For anyone who takes social liberalism seriously, obtaining a starter qualification is not just an option, it is an obligation for anyone who has the capacity to do so. It remains up to individuals to choose the direction of their development; the option to do nothing, however, does not chime with the social liberal body of thought. This example illustrates that social liberalism is, in general, more prescriptive than other schools of liberalism.

Endnotes

1. PWA Cort van der Linden, Richting en beleid der liberale partij [transl.
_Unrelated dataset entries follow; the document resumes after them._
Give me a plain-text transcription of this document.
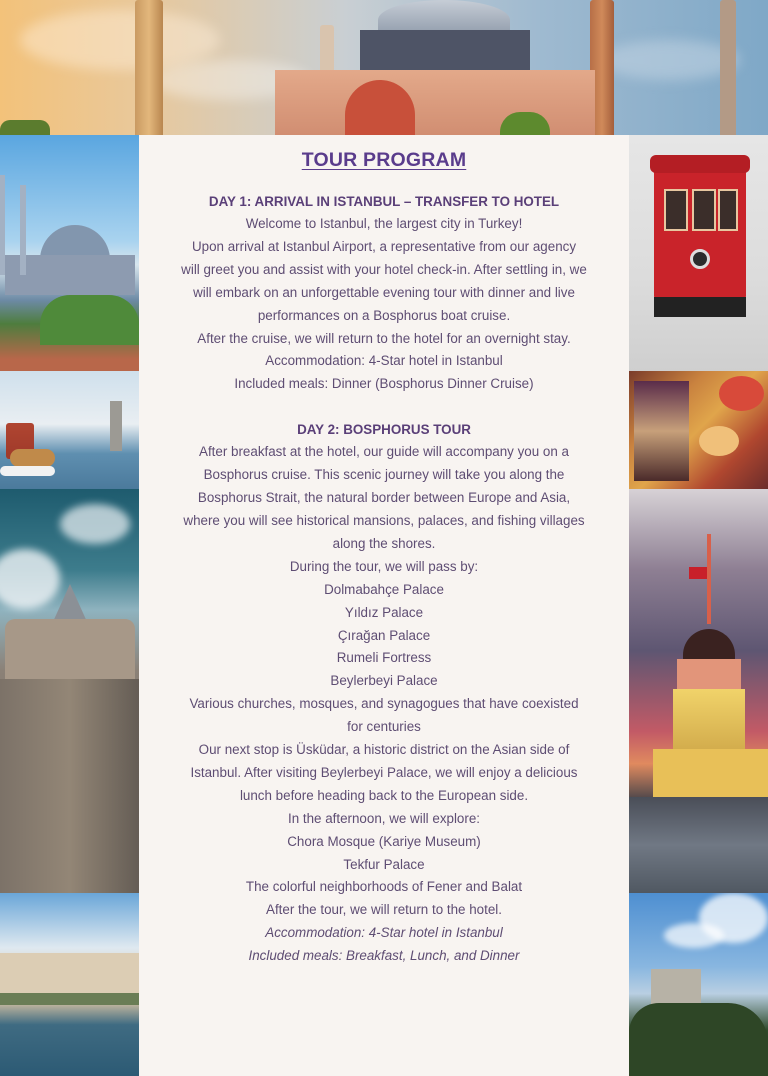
TOUR PROGRAM
DAY 1: ARRIVAL IN ISTANBUL – TRANSFER TO HOTEL
Welcome to Istanbul, the largest city in Turkey!
Upon arrival at Istanbul Airport, a representative from our agency
will greet you and assist with your hotel check-in. After settling in, we
will embark on an unforgettable evening tour with dinner and live
performances on a Bosphorus boat cruise.
After the cruise, we will return to the hotel for an overnight stay.
Accommodation: 4-Star hotel in Istanbul
Included meals: Dinner (Bosphorus Dinner Cruise)
DAY 2: BOSPHORUS TOUR
After breakfast at the hotel, our guide will accompany you on a
Bosphorus cruise. This scenic journey will take you along the
Bosphorus Strait, the natural border between Europe and Asia,
where you will see historical mansions, palaces, and fishing villages
along the shores.
During the tour, we will pass by:
Dolmabahçe Palace
Yıldız Palace
Çırağan Palace
Rumeli Fortress
Beylerbeyi Palace
Various churches, mosques, and synagogues that have coexisted
for centuries
Our next stop is Üsküdar, a historic district on the Asian side of
Istanbul. After visiting Beylerbeyi Palace, we will enjoy a delicious
lunch before heading back to the European side.
In the afternoon, we will explore:
Chora Mosque (Kariye Museum)
Tekfur Palace
The colorful neighborhoods of Fener and Balat
After the tour, we will return to the hotel.
Accommodation: 4-Star hotel in Istanbul
Included meals: Breakfast, Lunch, and Dinner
Direction and policy of the liberal party], Groningen, 1886.

2. December 2014 saw the publication in Dutch of the book Sociaal-liberalisme by Fleur de Beaufort and Patrick van Schie (Boom Editors, Amsterdam, 2014), which deals with these questions in detail.

3. Herbert Spencer, The Man versus the State (1884), pp. 10, 29 and 55 (incorporated into the edition The Man versus the State. With Six Essays on Government, Society and Freedom, Indianapolis, 1981).

4. Quoted in: Stefan Dudink, Honest liberalism. Social liberalism in the Netherlands 1870-1901 (Amsterdam, 1997) pp. 51-52.

5. José Ortega y Gasset, What is philosophy? (a range of 11 lectures, delivered in 1929; The Hague, 1960) lesson viii, pp. 162-181.

6. Quoted by: David George Ritchie, The Principles of State Interference: Four Essays on the Political Philosophy of Mr. Herbert Spencer, J.S. Mill and TH Green (London, 1891) p. 88.

7. Thomas Hill Green, ‘Prolegomena to Ethics’, pp. 255-257 (as incorporated in Paul Harris & John Morrow eds., Thomas Hill Green: Lectures on the Principles of Political Obligation and Other Writings (Cambridge, 1986)).

8. Leonard Trelawny Hobhouse, The Metaphysical Theory of the State. A Criticism (Honolulu, 2004 [originally 1918]) pp. 129-130.